At times feeling less like a based-on-a-true story narrative film and more like an extended re-enactment documentary, Bernie quietly undermines traditional approaches to crime dramas and black comedy. The film is co-written by Skip Hollandsworth, the journalist who wrote the article “Midnight in the Garden of East Texas” that the film is based on, and it casts actual townspeople who were around at the time the real story took place as talking head interviewees. The commentary provided by the townspeople feels partly like a Greek Chorus and partly like footage from a mockumentary. Once combined with the scripted drama the result is an unconventional exercise in factual fiction by director and co-writer Richard Linklater.
The titular character is Bernie Tiede, an effeminate assistant funeral director who in the mid 1990s had seemingly charmed the entire Texan town of Carthage with his generosity, kindness, refinement and empathy. Linklater has previously worked with actor Jack Black on The School of Rock (2003) where Black’s slacker party-animal persona was used to its full potential. As the lead in Bernie Black delivers a restrained performance in a role that could have been played broadly, but is instead carefully measured. There’s little of the mania that Black can be capable of and instead what emerges is a mysterious character of ambiguous motivation. In the conservative town the film is set in, Bernie certainly stands out as an oddity and yet Black convinces the audience the Bernie was able to seduce the locals despite being so relatively unusual. His charity makes him almost too good to be true and as the film builds to the moment when Bernie commits the crime that inspired the original article, it is unknown if his over-the-top care for widowed old ladies is due to true affection or something more mercenary.
Supporting actors are also strong. As Marjorie Nugent, Shirley MacLaine is pitiful and contemptible as the wealthy widow who makes life miserable for the rest of the town through her greed and meanness. Like so many other aspects in this film her relationship with Bernie is ambiguously defined, although it is clear that a mutually dependent, yet toxic, companionship occurred. Regular Linklater actor Matthew McConaughey is also terrific as district attorney Danny Buck Davidson, the kind of character who is typically the hero in such films; however, in Bernie he plays the role of an incredulous ‘outsider’. Despite being somebody from within the community, Danny is a lone figure trying to pursue justice in the face of overbearing community sentiment on Bernie’s side.
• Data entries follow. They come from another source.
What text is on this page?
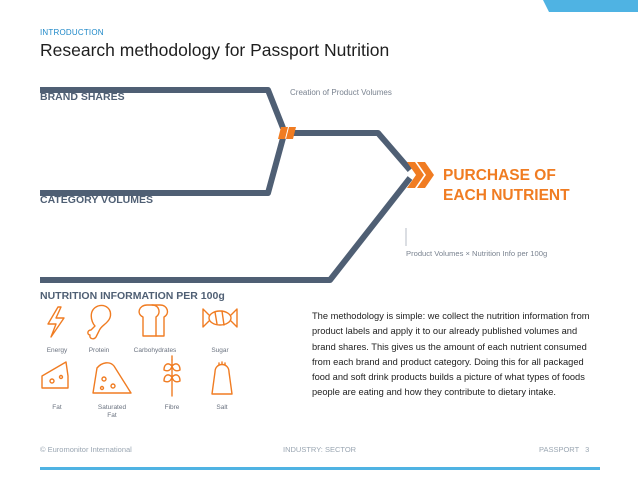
INTRODUCTION
Research methodology for Passport Nutrition
BRAND SHARES
CATEGORY VOLUMES
NUTRITION INFORMATION PER 100g
Creation of Product Volumes
PURCHASE OF
EACH NUTRIENT
Product Volumes × Nutrition Info per 100g
Energy	Protein	Carbohydrates	Sugar
Fat	Saturated
Fat
Fibre	Salt
The methodology is simple: we collect the nutrition information from product labels and apply it to our already published volumes and brand shares. This gives us the amount of each nutrient consumed from each brand and product category. Doing this for all packaged food and soft drink products builds a picture of what types of foods people are eating and how they contribute to dietary intake.
© Euromonitor International	INDUSTRY: SECTOR	PASSPORT 3
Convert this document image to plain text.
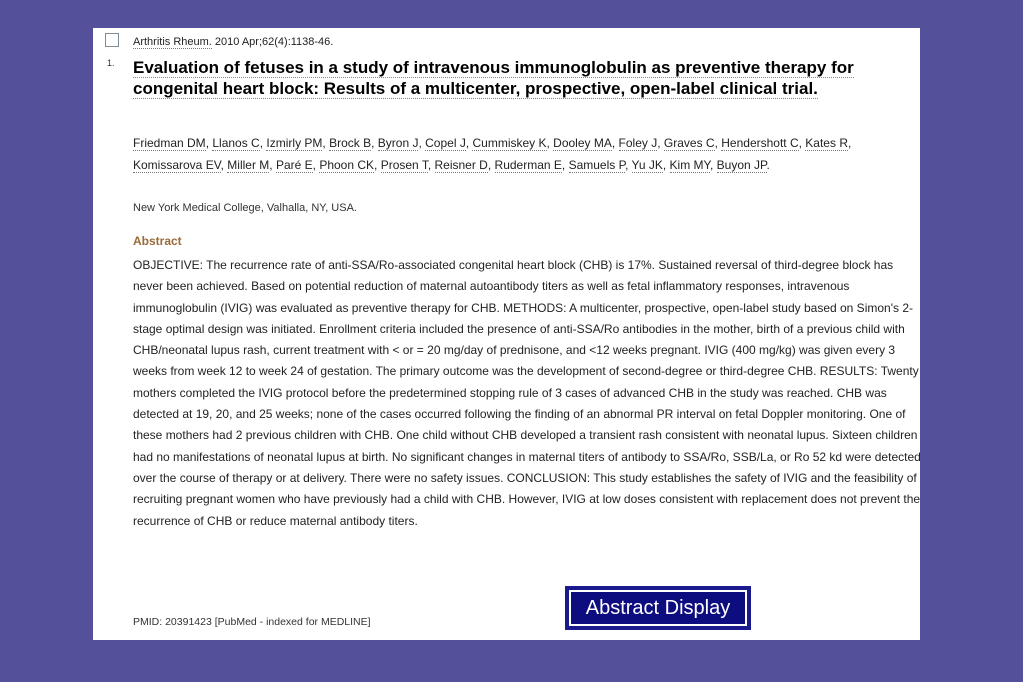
1.
Arthritis Rheum. 2010 Apr;62(4):1138-46.
Evaluation of fetuses in a study of intravenous immunoglobulin as preventive therapy for congenital heart block: Results of a multicenter, prospective, open-label clinical trial.
Friedman DM, Llanos C, Izmirly PM, Brock B, Byron J, Copel J, Cummiskey K, Dooley MA, Foley J, Graves C, Hendershott C, Kates R, Komissarova EV, Miller M, Paré E, Phoon CK, Prosen T, Reisner D, Ruderman E, Samuels P, Yu JK, Kim MY, Buyon JP.
New York Medical College, Valhalla, NY, USA.
Abstract
OBJECTIVE: The recurrence rate of anti-SSA/Ro-associated congenital heart block (CHB) is 17%. Sustained reversal of third-degree block has never been achieved. Based on potential reduction of maternal autoantibody titers as well as fetal inflammatory responses, intravenous immunoglobulin (IVIG) was evaluated as preventive therapy for CHB. METHODS: A multicenter, prospective, open-label study based on Simon's 2-stage optimal design was initiated. Enrollment criteria included the presence of anti-SSA/Ro antibodies in the mother, birth of a previous child with CHB/neonatal lupus rash, current treatment with < or = 20 mg/day of prednisone, and <12 weeks pregnant. IVIG (400 mg/kg) was given every 3 weeks from week 12 to week 24 of gestation. The primary outcome was the development of second-degree or third-degree CHB. RESULTS: Twenty mothers completed the IVIG protocol before the predetermined stopping rule of 3 cases of advanced CHB in the study was reached. CHB was detected at 19, 20, and 25 weeks; none of the cases occurred following the finding of an abnormal PR interval on fetal Doppler monitoring. One of these mothers had 2 previous children with CHB. One child without CHB developed a transient rash consistent with neonatal lupus. Sixteen children had no manifestations of neonatal lupus at birth. No significant changes in maternal titers of antibody to SSA/Ro, SSB/La, or Ro 52 kd were detected over the course of therapy or at delivery. There were no safety issues. CONCLUSION: This study establishes the safety of IVIG and the feasibility of recruiting pregnant women who have previously had a child with CHB. However, IVIG at low doses consistent with replacement does not prevent the recurrence of CHB or reduce maternal antibody titers.
PMID: 20391423 [PubMed - indexed for MEDLINE]
Abstract Display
Regardless of how premeditated his actions may have been Bernie is presented as a man who yearned to be loved and accepted, which manifested into his extreme generosity with time and money. Linklater’s film reveals very little about the background and motivates of its protagonist to instead demonstrate how a community could rally around him despite the crime he committed and confessed to. If anything it is a film about the selective application of moral judgement based on personal prejudices. Even as the film ends it difficult to say if it’s a story about an entire community that was deceived or if it is a story about a remarkable individual who paid dearly for his kindness through one deadly, momentary lapse in reason.